Everything I do grows from a single intention: to help people find genuine happiness — in their work, their relationships, and their lives. That may sound simple, but in my experience it is one of the most courageous and demanding things a person can pursue. It is what drew me to this work, and it is what keeps me in it.

My background spans Sports Science at the German Sport University Cologne, a qualification as a certified Mindfulness-Based Systemic Coach, and training as a certified Unified Mindfulness Meditation Teacher and Mindsize Mental Trainer. These are not separate threads — they are different expressions of the same deep curiosity about human potential, attention, and what becomes possible when we learn to work with our own minds more skillfully.

My path to mindfulness wasn't a straight one. At 27, after my first silent retreat, I fell deeply in love with meditation — and committed to it with everything I had. But life had other plans. At 33, I found myself in the grip of a deep depression that lasted three years — one of the most humbling and exhausting periods of my life. The practice I had built over years actually became one of the very anchors that helped me find my way back. Not as a cure, but as a daily return to the present moment, to stillness, to myself. That struggle is at the heart of everything I do today. I know what it feels like when the mind works against you — and I know, from the inside, that change is possible.

Male runner in athletic gear with a bib number 4428 runs through a wooded trail surrounded by green foliage.

I have maintained a consistent personal meditation practice for almost a decade, deepened each year through silent retreats. A long-standing engagement with Buddhism and Stoicism as well as my own crisis quietly shaped the way I think about suffering, resilience, impermanence, and what it means to live well — not as abstract philosophy, but as lived orientation. These traditions ask hard questions and offer honest answers, and I find them as relevant today as ever.

Outside of my work, you will find me on trails.

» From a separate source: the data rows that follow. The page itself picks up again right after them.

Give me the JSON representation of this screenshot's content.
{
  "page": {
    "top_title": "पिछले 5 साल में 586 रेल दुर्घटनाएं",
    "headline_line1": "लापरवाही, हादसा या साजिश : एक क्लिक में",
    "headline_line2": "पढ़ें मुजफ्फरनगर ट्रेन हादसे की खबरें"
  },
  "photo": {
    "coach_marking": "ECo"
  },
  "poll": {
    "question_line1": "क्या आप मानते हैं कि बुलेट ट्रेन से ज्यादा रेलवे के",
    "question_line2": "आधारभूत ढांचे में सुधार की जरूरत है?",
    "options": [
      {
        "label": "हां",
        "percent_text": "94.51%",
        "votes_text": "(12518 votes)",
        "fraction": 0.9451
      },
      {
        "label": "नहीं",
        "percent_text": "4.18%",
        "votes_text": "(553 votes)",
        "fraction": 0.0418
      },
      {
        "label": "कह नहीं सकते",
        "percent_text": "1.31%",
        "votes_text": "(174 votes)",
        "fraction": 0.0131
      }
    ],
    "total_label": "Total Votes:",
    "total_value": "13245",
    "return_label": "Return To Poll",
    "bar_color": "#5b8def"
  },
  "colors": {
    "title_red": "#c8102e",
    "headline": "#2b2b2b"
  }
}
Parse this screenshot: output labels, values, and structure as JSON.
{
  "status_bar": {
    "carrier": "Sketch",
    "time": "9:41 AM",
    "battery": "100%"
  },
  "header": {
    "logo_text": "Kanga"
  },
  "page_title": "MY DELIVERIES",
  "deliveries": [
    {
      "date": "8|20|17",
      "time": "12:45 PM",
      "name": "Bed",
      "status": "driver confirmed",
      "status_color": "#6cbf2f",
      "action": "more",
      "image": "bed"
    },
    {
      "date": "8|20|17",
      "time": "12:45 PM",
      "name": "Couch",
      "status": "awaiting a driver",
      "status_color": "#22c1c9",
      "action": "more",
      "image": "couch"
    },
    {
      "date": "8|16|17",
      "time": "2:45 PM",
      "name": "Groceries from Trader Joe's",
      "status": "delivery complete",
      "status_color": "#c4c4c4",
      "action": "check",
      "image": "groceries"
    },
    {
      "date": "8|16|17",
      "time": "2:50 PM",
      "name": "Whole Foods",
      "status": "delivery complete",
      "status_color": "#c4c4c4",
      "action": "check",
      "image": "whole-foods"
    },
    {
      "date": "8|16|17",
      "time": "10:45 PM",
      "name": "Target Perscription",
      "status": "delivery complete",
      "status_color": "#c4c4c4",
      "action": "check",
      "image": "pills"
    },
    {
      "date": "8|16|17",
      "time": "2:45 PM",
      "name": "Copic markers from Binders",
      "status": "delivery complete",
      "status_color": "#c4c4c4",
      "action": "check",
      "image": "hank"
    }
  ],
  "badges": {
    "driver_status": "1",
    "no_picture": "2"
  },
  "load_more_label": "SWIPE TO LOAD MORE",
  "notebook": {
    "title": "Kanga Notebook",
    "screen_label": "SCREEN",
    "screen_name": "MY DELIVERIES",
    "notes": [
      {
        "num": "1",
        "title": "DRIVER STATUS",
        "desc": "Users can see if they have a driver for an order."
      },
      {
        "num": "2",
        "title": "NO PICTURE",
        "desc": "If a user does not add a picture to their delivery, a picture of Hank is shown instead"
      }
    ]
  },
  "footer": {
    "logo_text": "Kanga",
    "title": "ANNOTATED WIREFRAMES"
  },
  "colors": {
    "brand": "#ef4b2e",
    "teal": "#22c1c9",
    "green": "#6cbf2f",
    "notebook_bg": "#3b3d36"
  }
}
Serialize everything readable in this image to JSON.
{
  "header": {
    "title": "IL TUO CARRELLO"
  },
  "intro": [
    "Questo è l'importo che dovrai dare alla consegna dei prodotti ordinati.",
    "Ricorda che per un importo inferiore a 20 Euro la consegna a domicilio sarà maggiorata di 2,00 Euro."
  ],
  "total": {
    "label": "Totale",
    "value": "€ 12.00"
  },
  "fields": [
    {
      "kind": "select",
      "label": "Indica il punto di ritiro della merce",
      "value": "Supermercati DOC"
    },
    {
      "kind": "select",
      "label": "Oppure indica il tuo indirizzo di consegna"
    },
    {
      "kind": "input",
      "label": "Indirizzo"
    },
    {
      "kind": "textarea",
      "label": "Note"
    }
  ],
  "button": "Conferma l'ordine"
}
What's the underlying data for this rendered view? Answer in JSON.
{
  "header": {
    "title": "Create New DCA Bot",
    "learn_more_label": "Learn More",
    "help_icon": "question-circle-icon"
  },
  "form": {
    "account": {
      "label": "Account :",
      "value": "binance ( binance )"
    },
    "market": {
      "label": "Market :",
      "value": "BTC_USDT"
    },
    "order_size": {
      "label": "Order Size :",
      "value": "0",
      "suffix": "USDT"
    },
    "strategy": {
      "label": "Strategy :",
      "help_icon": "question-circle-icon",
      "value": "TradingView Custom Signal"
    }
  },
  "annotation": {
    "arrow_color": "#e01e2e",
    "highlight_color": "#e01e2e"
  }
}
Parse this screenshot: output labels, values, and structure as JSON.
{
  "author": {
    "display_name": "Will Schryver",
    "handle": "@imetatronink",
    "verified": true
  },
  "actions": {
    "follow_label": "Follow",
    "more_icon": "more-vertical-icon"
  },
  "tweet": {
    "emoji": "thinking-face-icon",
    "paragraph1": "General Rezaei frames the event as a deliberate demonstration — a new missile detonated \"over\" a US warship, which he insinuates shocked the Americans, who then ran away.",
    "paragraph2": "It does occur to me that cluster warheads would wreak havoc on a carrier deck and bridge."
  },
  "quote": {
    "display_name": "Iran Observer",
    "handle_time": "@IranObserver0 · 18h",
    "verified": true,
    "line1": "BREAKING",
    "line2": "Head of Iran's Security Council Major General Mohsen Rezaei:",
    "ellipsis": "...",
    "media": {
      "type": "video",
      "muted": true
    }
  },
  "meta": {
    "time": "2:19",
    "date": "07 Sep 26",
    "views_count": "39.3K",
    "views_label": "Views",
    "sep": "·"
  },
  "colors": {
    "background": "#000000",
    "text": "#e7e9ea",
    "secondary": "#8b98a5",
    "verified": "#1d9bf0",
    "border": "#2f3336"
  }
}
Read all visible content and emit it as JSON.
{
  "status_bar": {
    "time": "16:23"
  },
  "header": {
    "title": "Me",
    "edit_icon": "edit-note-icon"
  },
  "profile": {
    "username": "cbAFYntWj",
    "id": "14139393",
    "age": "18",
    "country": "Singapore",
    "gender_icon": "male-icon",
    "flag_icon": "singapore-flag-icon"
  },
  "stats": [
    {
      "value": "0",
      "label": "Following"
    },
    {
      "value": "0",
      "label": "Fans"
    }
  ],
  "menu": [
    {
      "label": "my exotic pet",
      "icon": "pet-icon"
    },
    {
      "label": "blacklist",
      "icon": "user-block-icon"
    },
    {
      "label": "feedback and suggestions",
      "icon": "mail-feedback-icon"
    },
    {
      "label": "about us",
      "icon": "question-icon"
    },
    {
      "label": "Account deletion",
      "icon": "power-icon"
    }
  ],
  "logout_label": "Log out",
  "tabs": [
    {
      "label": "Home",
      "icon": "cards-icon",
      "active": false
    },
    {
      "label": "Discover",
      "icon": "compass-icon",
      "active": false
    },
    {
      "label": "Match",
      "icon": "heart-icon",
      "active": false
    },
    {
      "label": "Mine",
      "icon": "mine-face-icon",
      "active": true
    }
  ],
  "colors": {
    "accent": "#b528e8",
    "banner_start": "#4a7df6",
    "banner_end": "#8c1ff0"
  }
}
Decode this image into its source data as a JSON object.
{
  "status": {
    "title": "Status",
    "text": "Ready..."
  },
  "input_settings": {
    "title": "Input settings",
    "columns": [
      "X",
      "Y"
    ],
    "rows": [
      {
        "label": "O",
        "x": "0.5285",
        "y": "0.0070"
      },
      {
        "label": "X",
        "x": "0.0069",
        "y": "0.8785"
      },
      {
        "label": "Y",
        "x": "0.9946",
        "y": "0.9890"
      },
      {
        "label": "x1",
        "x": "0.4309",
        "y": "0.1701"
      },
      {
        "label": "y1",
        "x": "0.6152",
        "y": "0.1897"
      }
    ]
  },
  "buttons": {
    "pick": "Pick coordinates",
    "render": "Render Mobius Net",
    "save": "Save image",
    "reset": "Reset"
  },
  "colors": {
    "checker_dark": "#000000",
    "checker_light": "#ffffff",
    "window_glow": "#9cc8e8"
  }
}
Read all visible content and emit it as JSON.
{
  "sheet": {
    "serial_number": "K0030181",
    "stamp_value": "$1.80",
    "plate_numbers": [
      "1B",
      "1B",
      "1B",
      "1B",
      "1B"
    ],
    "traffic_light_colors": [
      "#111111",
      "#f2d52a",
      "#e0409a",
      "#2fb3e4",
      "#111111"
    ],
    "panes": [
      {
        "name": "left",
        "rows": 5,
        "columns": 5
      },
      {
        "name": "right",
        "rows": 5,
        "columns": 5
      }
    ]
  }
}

Trailrunning is where much of this comes together for me — the physical demand, the presence it requires, the humility it teaches. Like meditation, it is a practice of showing up, staying with difficulty, and discovering what you are made of. I believe that pursuing your own edges — in running, in sitting, in life — is one of the most honest forms of personal development there is.

"Peace comes from within. Do not seek it without."